Борис хотел достигнуть высшей точки британской политической карьеры, и прорыв в парламент был ему очень нужен. Выборы 2015 года, которые неожиданно для многих выиграли консерваторы, поставили правительство перед необходимостью провести референдум о членстве в Евросоюзе – его обещал устроить Кэмерон.
Борис взвешивал все за и против, выбирая сторону: по слухам, он даже написал две версии колонки – в одной он поддерживал Европу, в другой выступал за выход из ЕС. В итоге он оказался одним из немногих политиков в Британии, кто почувствовал, что в споре о Европе рождается новая политическая реальность, в которой ключевым предметом спора будет открытость страны. К тому же грядущий политический хаос был для него единственным способом прорваться в правительство.
«Левый» имидж был выброшен на помойку: из шкафа был извлечен Борис-евроскептик. Он ездил по британским городам на красном автобусе, рассказывая, что «как только Британия выйдет из ЕС, то будет тратить 350 миллионов фунтов в год не на Европу, а на свое здравоохранение». Конечно же, он лгал. Снова.

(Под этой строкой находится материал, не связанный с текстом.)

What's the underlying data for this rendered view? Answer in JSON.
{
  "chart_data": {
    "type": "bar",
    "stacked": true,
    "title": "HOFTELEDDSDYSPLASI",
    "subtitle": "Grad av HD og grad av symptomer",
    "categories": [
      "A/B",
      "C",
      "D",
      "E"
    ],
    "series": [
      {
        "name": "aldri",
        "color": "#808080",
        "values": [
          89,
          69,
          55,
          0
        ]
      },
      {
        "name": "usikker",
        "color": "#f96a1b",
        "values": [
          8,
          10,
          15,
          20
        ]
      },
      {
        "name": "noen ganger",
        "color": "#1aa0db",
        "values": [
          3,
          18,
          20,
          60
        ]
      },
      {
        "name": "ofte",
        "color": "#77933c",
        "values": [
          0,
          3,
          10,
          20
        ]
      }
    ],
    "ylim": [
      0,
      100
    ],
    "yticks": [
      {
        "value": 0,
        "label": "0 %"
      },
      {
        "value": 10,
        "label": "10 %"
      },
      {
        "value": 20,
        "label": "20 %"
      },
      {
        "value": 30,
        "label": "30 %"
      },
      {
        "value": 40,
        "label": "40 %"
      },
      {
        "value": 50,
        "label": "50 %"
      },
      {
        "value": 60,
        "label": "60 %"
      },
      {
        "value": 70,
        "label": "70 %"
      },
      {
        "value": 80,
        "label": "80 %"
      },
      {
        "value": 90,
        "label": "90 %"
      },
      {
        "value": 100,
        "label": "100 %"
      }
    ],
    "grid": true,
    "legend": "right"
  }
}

Результаты референдума шокировали и расстроили многих. На дальнейшие споры и конфликты вокруг Брекзита ушло три года. Все это время Борис был министром иностранных дел, развлекался странными шутками («женщины в хиджабах похожи на почтовые ящики») и ожидал крушения карьеры премьер-министра Терезы Мэй. И дождался.
На досрочных парламентских выборах он опять смог добиться невероятного – партию консерваторов стали поддерживать те, кто никогда за нее не голосовал. Рабочие районы, шахтерские городки, профсоюзы – поддержали человека, который воплощает все, что обычно пролетариат презирает в политиках. Они полюбили его и сочли человеком, который может им помочь.
В ночь на 1 февраля народ на улицах Лондона плакал и веселился – Британия наконец-то вышла из Евросоюза. Многие ждали, что к людям выйдет Борис, но он лишь ограничился кратким заявлением в твиттере:
«МЫ ОБРЕЛИ СУВЕРЕНИТЕТ, ТЕПЕРЬ ВСЕ БУДЕТ ПО-НОВОМУ».
Может быть, так и будет, мы не знаем. Как не знаем и того, каков настоящий Борис. Вполне вероятно, что правы те, кто говорит, будто Джонсон – вовсе не британский Трамп и клоун, а хитроумный политик, перепридумавший консерватизм, уничтоживший ультраправых и готовящий грандиозные реформы политической системы в Британии.
Но, как шутил сам Борис на шоу Джереми Кларксона, «никогда нельзя исключать того, что за тщательно выстроенным образом законченного идиота скрывается... законченный идиот».